Les sociosoma navajo…
L’étiologie navajo repose sur l’existence de ce que j’ai appelé des sociosoma.
La maladie résulte d’un déséquilibre. Celui-ci peut-être crée par le patient ou un élément extérieur.
Pour rester en bonne santé, il convient de respecter les enseignements transmis par les Yei.
Transmettre les histoires sacrées aux générations futures permet de protéger l’ensemble de la Nation Navajo. Si les actions menées par le gouvernement tribal et les responsables éducatifs ou spirituels afin de préserver la tradition ont pu s’inscrire dans une démarche politique revendicatrice, en réaction aux exactions commies par les missionnaires et les membres du Bureau of Indian Affairs, elles reflètent néanmoins des croyances religieuses qui fondent l’organisation sociale navajo.
La maladie est engendrée par une mauvaise interaction entre le souffrant et le cosmos.
Le hataali rappelle au patient les modalités d’interaction avec les autres membres de la Création à travers les chants et la représentation picturale que constituent la ou les peintures de sable réalisées lors de la Voie.
La Voie est le moyen utilisé pour guérir et atteindre hozho, le but ultime pour tout Navajo.

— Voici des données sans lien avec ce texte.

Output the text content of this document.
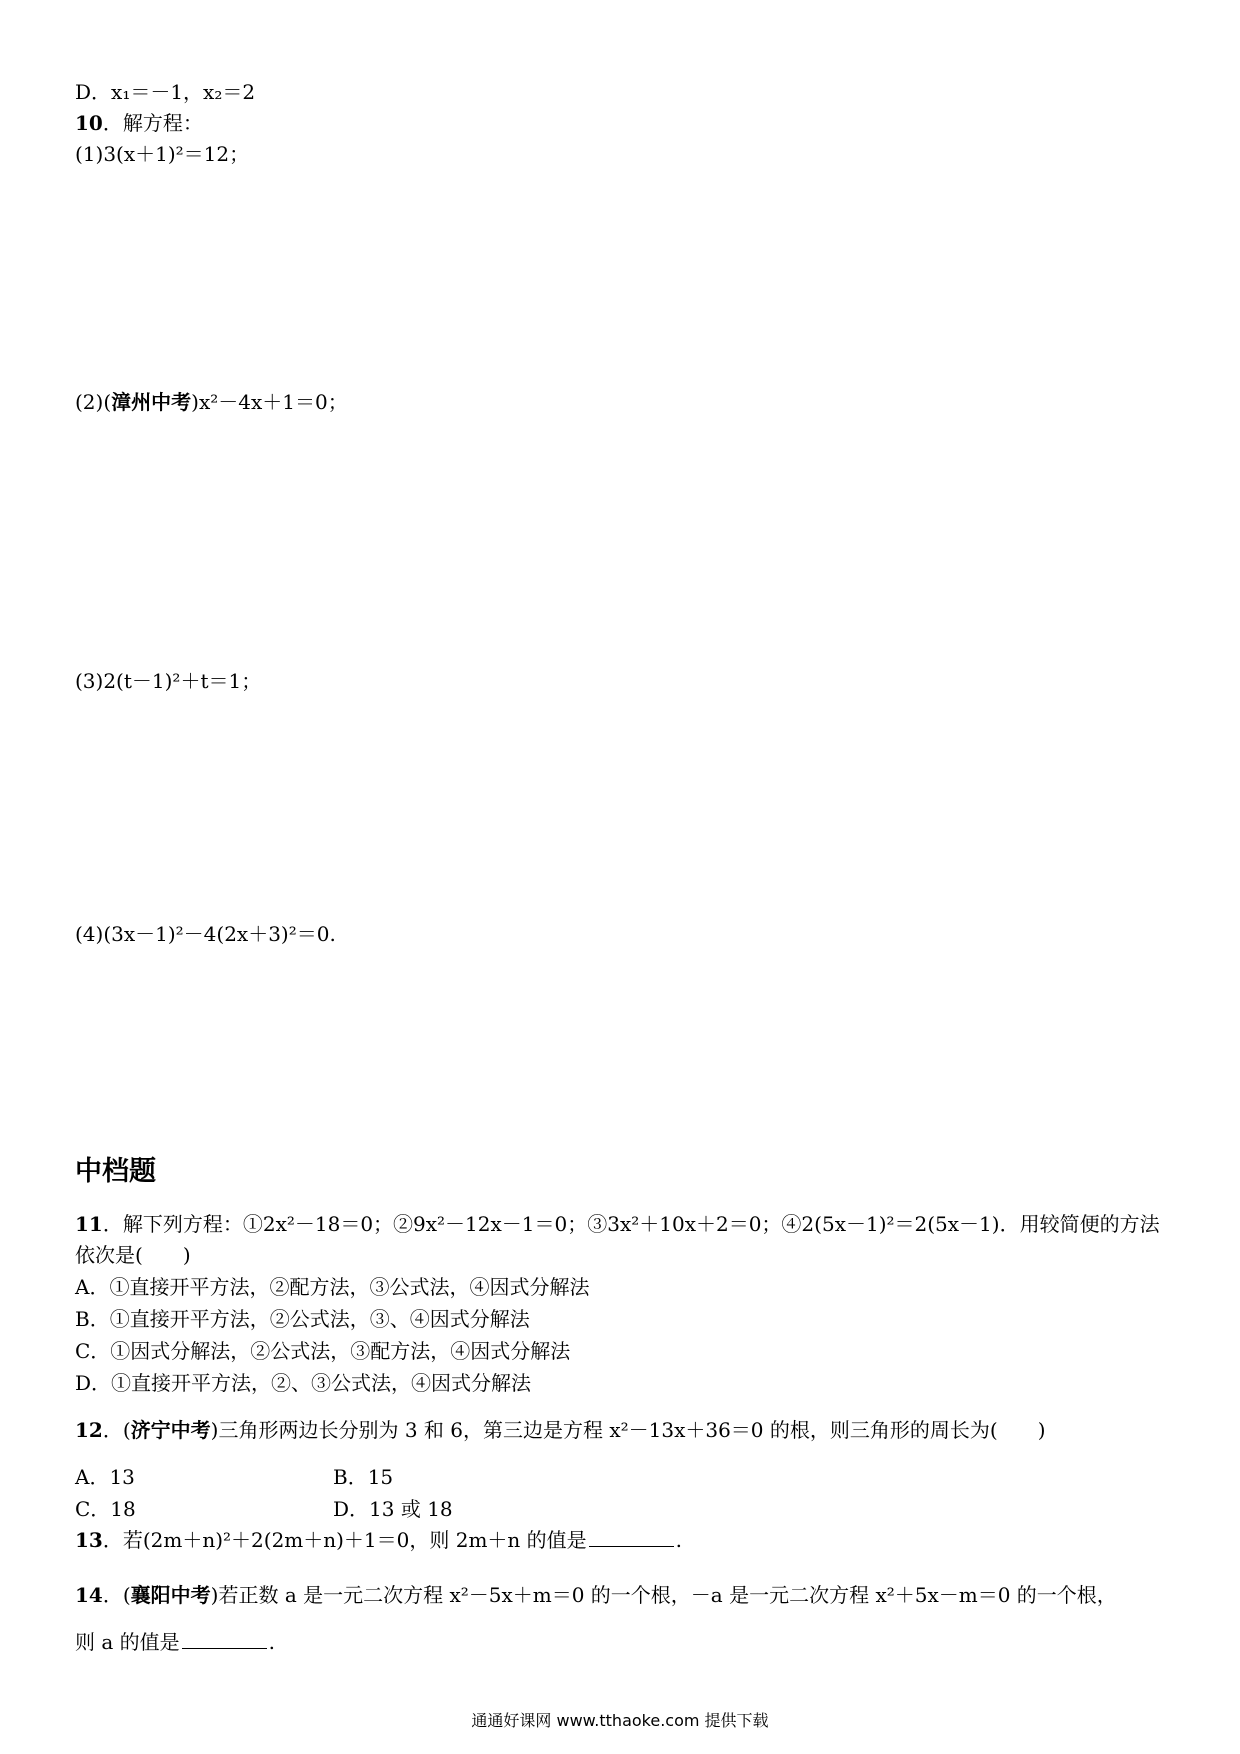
D．x₁＝－1，x₂＝2
10．解方程：
(1)3(x＋1)²＝12；
(2)(漳州中考)x²－4x＋1＝0；
(3)2(t－1)²＋t＝1；
(4)(3x－1)²－4(2x＋3)²＝0.
中档题
11．解下列方程：①2x²－18＝0；②9x²－12x－1＝0；③3x²＋10x＋2＝0；④2(5x－1)²＝2(5x－1)．用较简便的方法
依次是( )
A．①直接开平方法，②配方法，③公式法，④因式分解法
B．①直接开平方法，②公式法，③、④因式分解法
C．①因式分解法，②公式法，③配方法，④因式分解法
D．①直接开平方法，②、③公式法，④因式分解法
12．(济宁中考)三角形两边长分别为 3 和 6，第三边是方程 x²－13x＋36＝0 的根，则三角形的周长为( )
A．13	B．15
C．18	D．13 或 18
13．若(2m＋n)²＋2(2m＋n)＋1＝0，则 2m＋n 的值是	.
14．(襄阳中考)若正数 a 是一元二次方程 x²－5x＋m＝0 的一个根，－a 是一元二次方程 x²＋5x－m＝0 的一个根，
则 a 的值是	.
通通好课网 www.tthaoke.com 提供下载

La connaissance est garante d’hozho. Contrairement aux mondes inférieurs caractérisés par des luttes intestines, le monde scintillant à la surface de la terre est un monde ordonnancé où les individualités s’effacent au profit du bien commun. Chaque élément possède une fonction propre qui doit être connue de tous.
Ainsi, un des chants de la Voie de la Bénédiction affirme :
« J’ai pleine connaissance de l’origine de Femme Montagne (…)
j’ai pleine connaissance de l’origine de diverses pierres précieuses (…) maintenant j’ai pleine connaissance de l’origine de la longue vie et du bonheur » [1]
Le Navajo peut tomber malade parce qu’il ne connaît pas les enseignements sacrés.
Le hataali va alors se charger de lui rappeler les épisodes mythiques qui correspondent à la première occurrence du mal qui l’affecte. En s’identifiant au patient originel, le malade pourra comprendre quels sont les comportements, idées ou fréquentations qui l’ont conduit à transgresser des prescriptions garantissant l’équilibre et la beauté.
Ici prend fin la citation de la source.